AN 961: IO Module Design Example for OPC UA: for Intel® MAX® 10 Devices

ID 691266
Date 10/30/2021
Public

Performance and Resource Utilization for the IO Module Design Example for OPC UA

Intel compared the performance of the IO module with two different Nios II clocks: 100 MHz and 125 MHz, for minimum publishing cycle times. The publishing cycle time determines the rate at which the publisher creates network messages.

Intel used the Wireshark packet inspection tool on a client PC to monitor the incoming packets (filtered to the IP address of the IO module). The tool outputs the average packets per second, which is equivalent to the packet frequency. Intel compared different variations of frame contents: one with an empty dataset, one with 4 fields in the dataset that don’t update (static), and one where the four dataset values update on every publishing cycle (dynamic).

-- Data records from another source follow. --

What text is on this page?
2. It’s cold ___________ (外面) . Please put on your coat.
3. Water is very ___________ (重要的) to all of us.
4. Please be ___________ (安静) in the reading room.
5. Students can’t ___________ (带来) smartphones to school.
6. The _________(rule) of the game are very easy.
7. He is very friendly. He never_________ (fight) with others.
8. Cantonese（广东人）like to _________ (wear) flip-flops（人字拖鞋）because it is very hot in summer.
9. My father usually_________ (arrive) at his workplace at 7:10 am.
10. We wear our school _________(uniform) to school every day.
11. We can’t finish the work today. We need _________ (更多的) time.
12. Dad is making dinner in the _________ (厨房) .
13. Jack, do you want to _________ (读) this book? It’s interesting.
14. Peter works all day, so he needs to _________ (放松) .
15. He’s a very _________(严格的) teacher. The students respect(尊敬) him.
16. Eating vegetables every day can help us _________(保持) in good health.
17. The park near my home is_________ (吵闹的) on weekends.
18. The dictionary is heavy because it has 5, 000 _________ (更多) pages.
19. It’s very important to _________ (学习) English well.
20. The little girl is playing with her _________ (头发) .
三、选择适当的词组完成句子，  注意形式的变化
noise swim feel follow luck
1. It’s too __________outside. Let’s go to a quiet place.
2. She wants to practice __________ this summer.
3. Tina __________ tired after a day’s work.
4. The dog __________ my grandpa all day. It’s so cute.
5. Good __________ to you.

Figure 3. Publishing Performance for 100 MHz and 125 MHz

The data in the figure suggests that changing the system clock frequency increases the publishing performance. However ,this effect is less significant as the packet size gets larger.

The time difference between static fields and dynamic fields is 3.39 ms (40 packets/s @ 100 MHz) and 3.72 ms (58.9 packets/s @ 125 MHz), which you can attribute to the time it takes to read the IO and update the OPC UA datasets.

The time difference between 4 (static) fields and 0 fields is 2.60 ms (68.3 packets/s @ 100 MHz) and 2.55 ms (108.2 packets/s @ 125 MHz), which is a result of the difference in size of the dataset. A larger dataset takes more time to read from memory and write to the published frames.

Figure 4. Wireshark Input Displaying Publisher Performance of 91 packets/second.The figure shows an example output of the Wireshark tool with the system running at 100 MHz and 11 ms publishing cycle time.

This tool also shows that each packet (or frame) has a size of 63 bytes, which is dependent on the complexity of the informational model in the publisher.

Figure 5. Example Packet Details Displayed in Wireshark

Intel optimizes the FPGA resource utilization for timing constraints, port sizes, and memory allocation. The design uses 35% of the FPGA logic, 62% of the on-chip M9K memory blocks, and 20% of the potential IO pins.